Factor affecting fixed capital requirement:-
a)Nature of business
b)Type of products
c)Size of business
d)Process of production
e)Methods of acquiring fixed assets
11. Business Finance
2) Working capital requirement:-Working capital represents the
amount of fund invested in current assets like debtors , stock-in-
trade and cash required for meeting day to day expenses , paying
wages rent salary etc. It is also known as circulating capital
because most of the amount invested in current asset is
continuously recovered through realization of debtor and cash
sale of goods, and is re-invested in current assets.

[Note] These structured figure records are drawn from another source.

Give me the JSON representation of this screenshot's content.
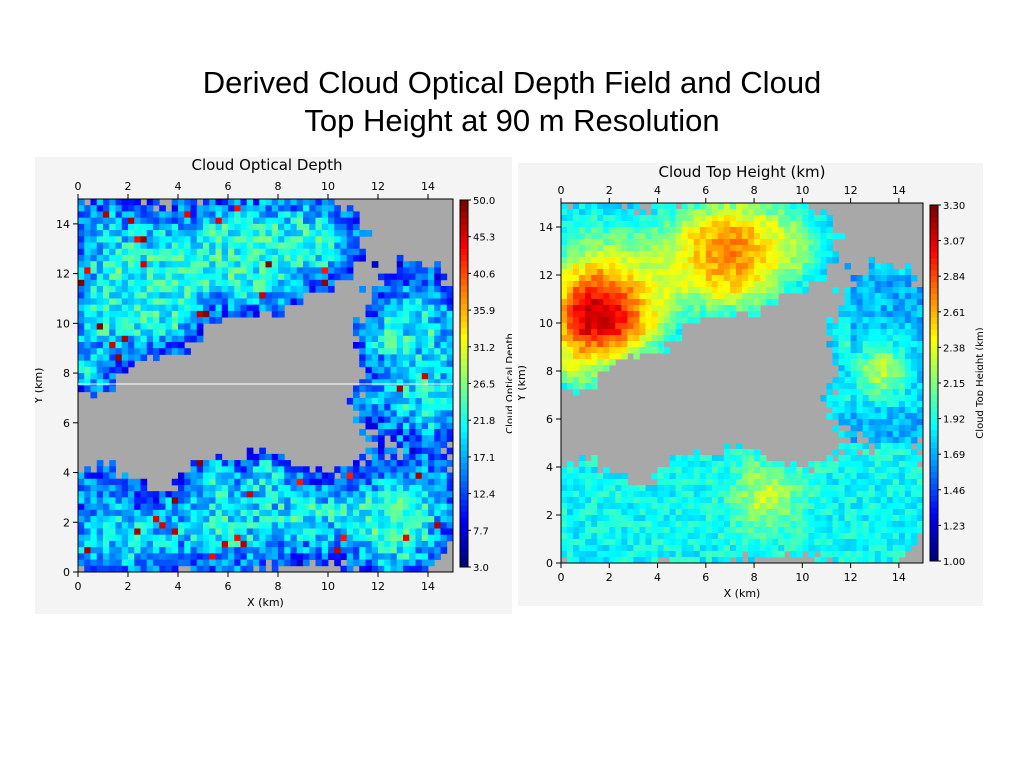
{
  "slide": {
    "title_line1": "Derived Cloud Optical Depth Field and Cloud",
    "title_line2": "Top Height at 90 m Resolution"
  },
  "chart_data": [
    {
      "type": "heatmap",
      "title": "Cloud Optical Depth",
      "xlabel": "X (km)",
      "ylabel": "Y (km)",
      "xlim": [
        0,
        15
      ],
      "ylim": [
        0,
        15
      ],
      "x_ticks": [
        "0",
        "2",
        "4",
        "6",
        "8",
        "10",
        "12",
        "14"
      ],
      "y_ticks": [
        "0",
        "2",
        "4",
        "6",
        "8",
        "10",
        "12",
        "14"
      ],
      "colorbar_label": "Cloud Optical Depth",
      "colorbar_ticks": [
        "50.0",
        "45.3",
        "40.6",
        "35.9",
        "31.2",
        "26.5",
        "21.8",
        "17.1",
        "12.4",
        "7.7",
        "3.0"
      ],
      "colorbar_range": [
        3.0,
        50.0
      ],
      "no_data_color": "#a8a8a8"
    },
    {
      "type": "heatmap",
      "title": "Cloud Top Height (km)",
      "xlabel": "X (km)",
      "ylabel": "Y (km)",
      "xlim": [
        0,
        15
      ],
      "ylim": [
        0,
        15
      ],
      "x_ticks": [
        "0",
        "2",
        "4",
        "6",
        "8",
        "10",
        "12",
        "14"
      ],
      "y_ticks": [
        "0",
        "2",
        "4",
        "6",
        "8",
        "10",
        "12",
        "14"
      ],
      "colorbar_label": "Cloud Top Height (km)",
      "colorbar_ticks": [
        "3.30",
        "3.07",
        "2.84",
        "2.61",
        "2.38",
        "2.15",
        "1.92",
        "1.69",
        "1.46",
        "1.23",
        "1.00"
      ],
      "colorbar_range": [
        1.0,
        3.3
      ],
      "no_data_color": "#a8a8a8"
    }
  ]
}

Factors affecting working capital requirement:-
a)Nature of business
b)Size of business
c)Length of production cycle
d)Credit policy
e)Seasonal fluctuation
12. Business Finance
Some important term we need to know:-
Capitalisation:-It refer to the amount at which a company is valued
based on its capital employed or it can be defined as par value of a
company’s shares and debentures . It can be also defined as the process
of determining the amount of capital required by a company.
Over- Capitalisation:-A company is said to be over capitalised if
capital employed is more then the requirement.
Under-Capitalisation:-A company is said to be under capitalised if its
capital employed is less then its proper capitalisation.